Another important aspect of this approach to solving for swing trajectories is the flexibility of the body pose during swing. The movement of the body is integral to the RRT’s ability to find a solution for the foothold as the contortions required of the swing limb without movement of the body would result in collisions between joints and the body.

Fig. 8
figure 8

RoboSimian pitches its body and stretches to a near-singular configuration to traverse terrain at the DRC

3.4 DARPA Robotics Challenge

Our methods have been tested for short foothold plans in lab on RoboSimian in preparation for the DARPA Robotics Challenge (DRC). However, the most significant (and disappointing) result for us was that drift in perception of our world map made careful foothold planning a significant challenge. In practice, RoboSimian performed the locomotion task during the DRC using RRT-Connect for a set of heuristic footholds planned blindly on terrain, using force feedback to detect ground contact. Results were still good enough to place 5th in the 2013 DRC trials and qualify for the final competition, scheduled for June 2015. Since then, we have successfully crossed the DRC terrain shown in Fig. 8 using our combined IK Table and RRT approach; however, practical implementation currently requires that an operator periodically corrects for drift in the estimation of body pose with respect to the world map. On this extreme terrain, combined computation and execution time allows RoboSimian to walk at about 1.2 ft/min, and walking speed increases to around 5 ft/min on milder portions of the DRC terrain. For reference, the fastest pre-planned walking gait we can currently obtain on RoboSimian goes about 15 ft/min on flat ground, which benchmarks limitations due to joint velocity limits, versus for computation and terrain roughness.

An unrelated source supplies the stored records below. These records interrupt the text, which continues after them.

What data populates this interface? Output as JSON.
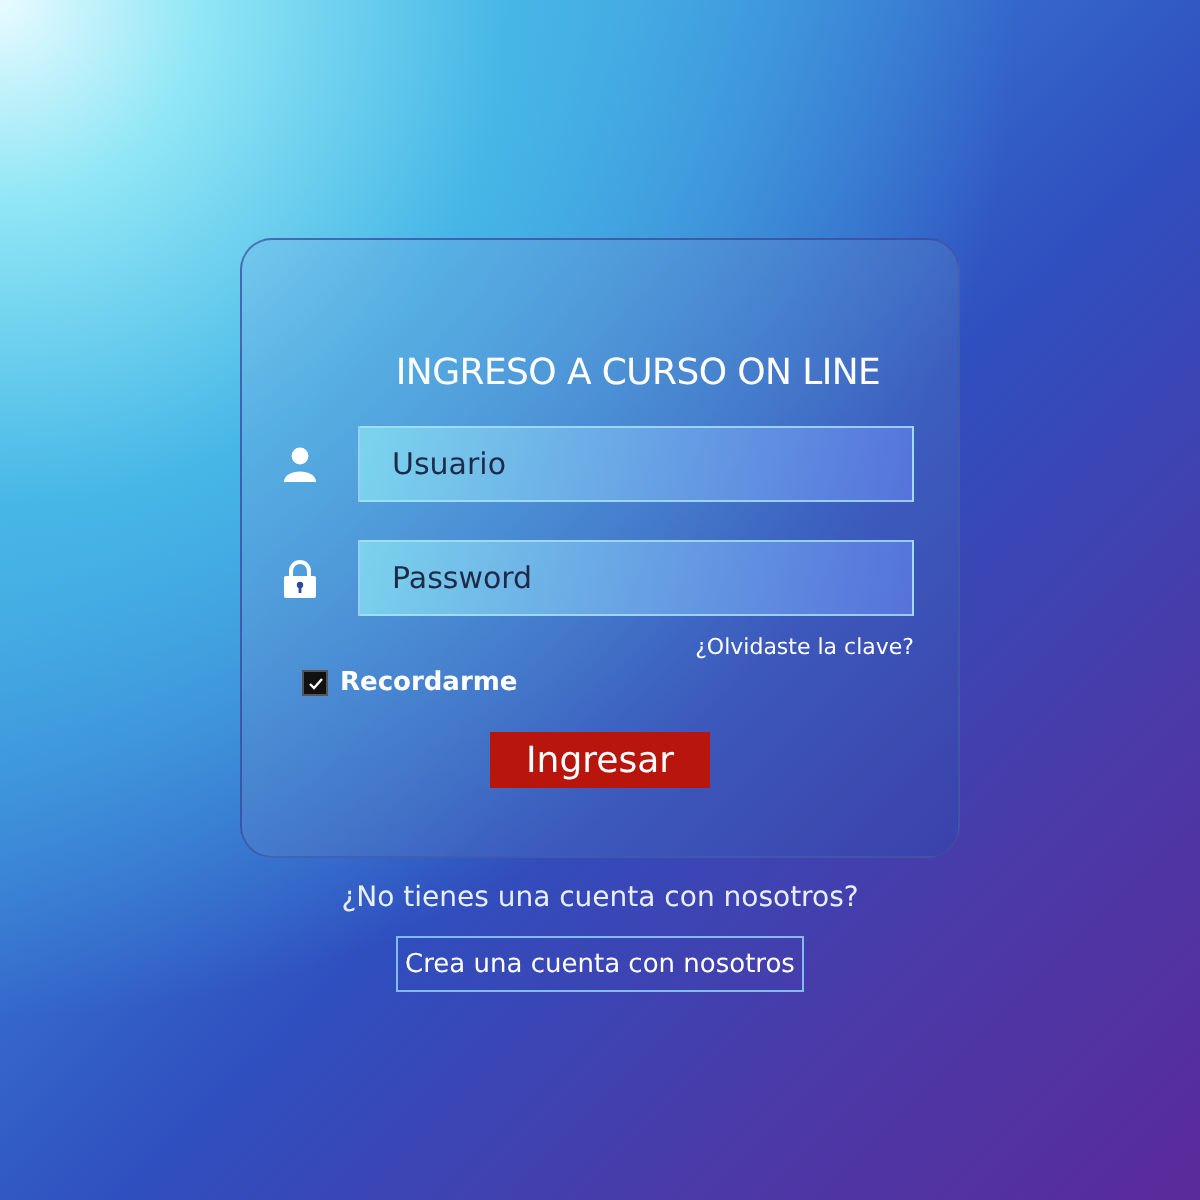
{
  "login": {
    "title": "INGRESO A CURSO ON LINE",
    "fields": [
      {
        "kind": "user",
        "placeholder": "Usuario"
      },
      {
        "kind": "password",
        "placeholder": "Password"
      }
    ],
    "forgot_link": "¿Olvidaste la clave?",
    "remember": {
      "label": "Recordarme",
      "checked": true
    },
    "submit": "Ingresar"
  },
  "signup": {
    "prompt": "¿No tienes una cuenta con nosotros?",
    "button": "Crea una cuenta con nosotros"
  }
}
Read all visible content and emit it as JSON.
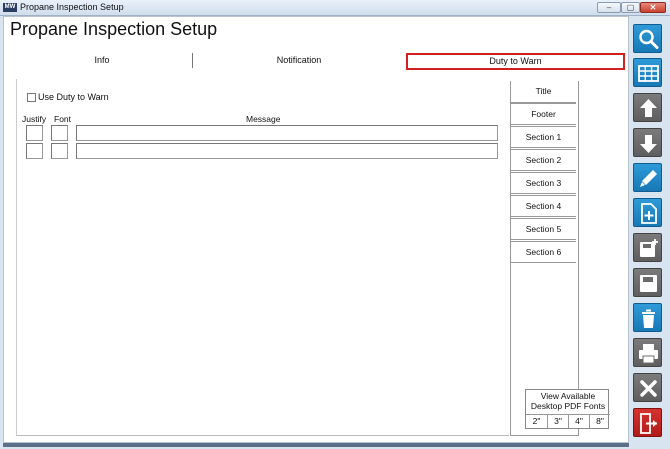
{
  "window": {
    "title": "Propane Inspection Setup",
    "app_icon_text": "MW",
    "min_symbol": "–",
    "max_symbol": "▢",
    "close_symbol": "✕"
  },
  "page": {
    "title": "Propane Inspection Setup"
  },
  "tabs": [
    {
      "label": "Info"
    },
    {
      "label": "Notification"
    },
    {
      "label": "Duty to Warn",
      "active": true
    }
  ],
  "form": {
    "use_duty_to_warn_label": "Use Duty to Warn",
    "use_duty_to_warn_checked": false,
    "columns": {
      "justify": "Justify",
      "font": "Font",
      "message": "Message"
    },
    "rows": [
      {
        "justify": "",
        "font": "",
        "message": ""
      },
      {
        "justify": "",
        "font": "",
        "message": ""
      }
    ]
  },
  "sections": [
    {
      "label": "Title",
      "selected": true
    },
    {
      "label": "Footer"
    },
    {
      "label": "Section 1"
    },
    {
      "label": "Section 2"
    },
    {
      "label": "Section 3"
    },
    {
      "label": "Section 4"
    },
    {
      "label": "Section 5"
    },
    {
      "label": "Section 6"
    }
  ],
  "pdf_fonts": {
    "label_line1": "View Available",
    "label_line2": "Desktop PDF Fonts",
    "sizes": [
      "2\"",
      "3\"",
      "4\"",
      "8\""
    ]
  },
  "toolbar": [
    {
      "name": "search-icon",
      "color": "#1f86c7"
    },
    {
      "name": "grid-icon",
      "color": "#1f86c7"
    },
    {
      "name": "arrow-up-icon",
      "color": "#6b6b6b"
    },
    {
      "name": "arrow-down-icon",
      "color": "#6b6b6b"
    },
    {
      "name": "pencil-icon",
      "color": "#1f86c7"
    },
    {
      "name": "new-document-icon",
      "color": "#1f86c7"
    },
    {
      "name": "save-as-icon",
      "color": "#6b6b6b"
    },
    {
      "name": "save-icon",
      "color": "#6b6b6b"
    },
    {
      "name": "trash-icon",
      "color": "#1f86c7"
    },
    {
      "name": "print-icon",
      "color": "#6b6b6b"
    },
    {
      "name": "close-icon",
      "color": "#6b6b6b"
    },
    {
      "name": "exit-icon",
      "color": "#c4211e"
    }
  ],
  "colors": {
    "active_tab_border": "#d21f1f",
    "toolbar_blue": "#1f86c7",
    "toolbar_gray": "#6b6b6b",
    "exit_red": "#c4211e"
  }
}
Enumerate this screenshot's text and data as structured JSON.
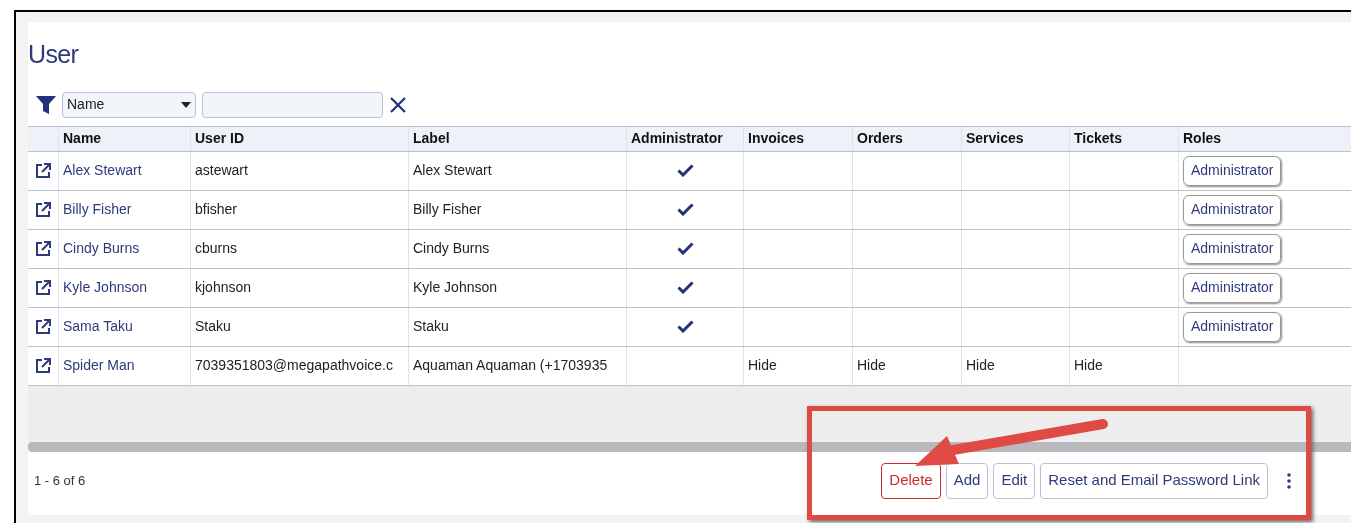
{
  "title": "User",
  "filter": {
    "field": "Name"
  },
  "table": {
    "columns": [
      "Name",
      "User ID",
      "Label",
      "Administrator",
      "Invoices",
      "Orders",
      "Services",
      "Tickets",
      "Roles"
    ],
    "rows": [
      {
        "name": "Alex Stewart",
        "user_id": "astewart",
        "label": "Alex Stewart",
        "administrator": true,
        "roles": [
          "Administrator"
        ]
      },
      {
        "name": "Billy Fisher",
        "user_id": "bfisher",
        "label": "Billy Fisher",
        "administrator": true,
        "roles": [
          "Administrator"
        ]
      },
      {
        "name": "Cindy Burns",
        "user_id": "cburns",
        "label": "Cindy Burns",
        "administrator": true,
        "roles": [
          "Administrator"
        ]
      },
      {
        "name": "Kyle Johnson",
        "user_id": "kjohnson",
        "label": "Kyle Johnson",
        "administrator": true,
        "roles": [
          "Administrator"
        ]
      },
      {
        "name": "Sama Taku",
        "user_id": "Staku",
        "label": "Staku",
        "administrator": true,
        "roles": [
          "Administrator"
        ]
      },
      {
        "name": "Spider Man",
        "user_id": "7039351803@megapathvoice.c",
        "label": "Aquaman Aquaman (+1703935",
        "administrator": false,
        "invoices": "Hide",
        "orders": "Hide",
        "services": "Hide",
        "tickets": "Hide"
      }
    ]
  },
  "pager": "1 - 6 of 6",
  "buttons": [
    {
      "label": "Delete",
      "kind": "danger"
    },
    {
      "label": "Add",
      "kind": "normal"
    },
    {
      "label": "Edit",
      "kind": "normal"
    },
    {
      "label": "Reset and Email Password Link",
      "kind": "normal"
    }
  ]
}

4 Experimental Insights and Future Work

Our key experimental insights are (1) that our approach blending IK tables and RRT-Connect provides a computationally practical kinodynamic planning method with a high rate of success, (2) that allowing for body motions during a swing leg motion significantly increases the set of reachable next footholds compared with sequentially moving either a leg or the body during a crawl gait, and (3) that adequate perception is a strong requirement for real-world implementation on RoboSimian. Specifically, although three pairs of forward-facing stereo cameras can view front limbs, rear limbs are often well over a meter behind the front limbs, requiring an accurate world map of previously viewed terrain. Future upgrades to the robot plan to incorporate LIDAR sensing to improve mapping and localization significantly.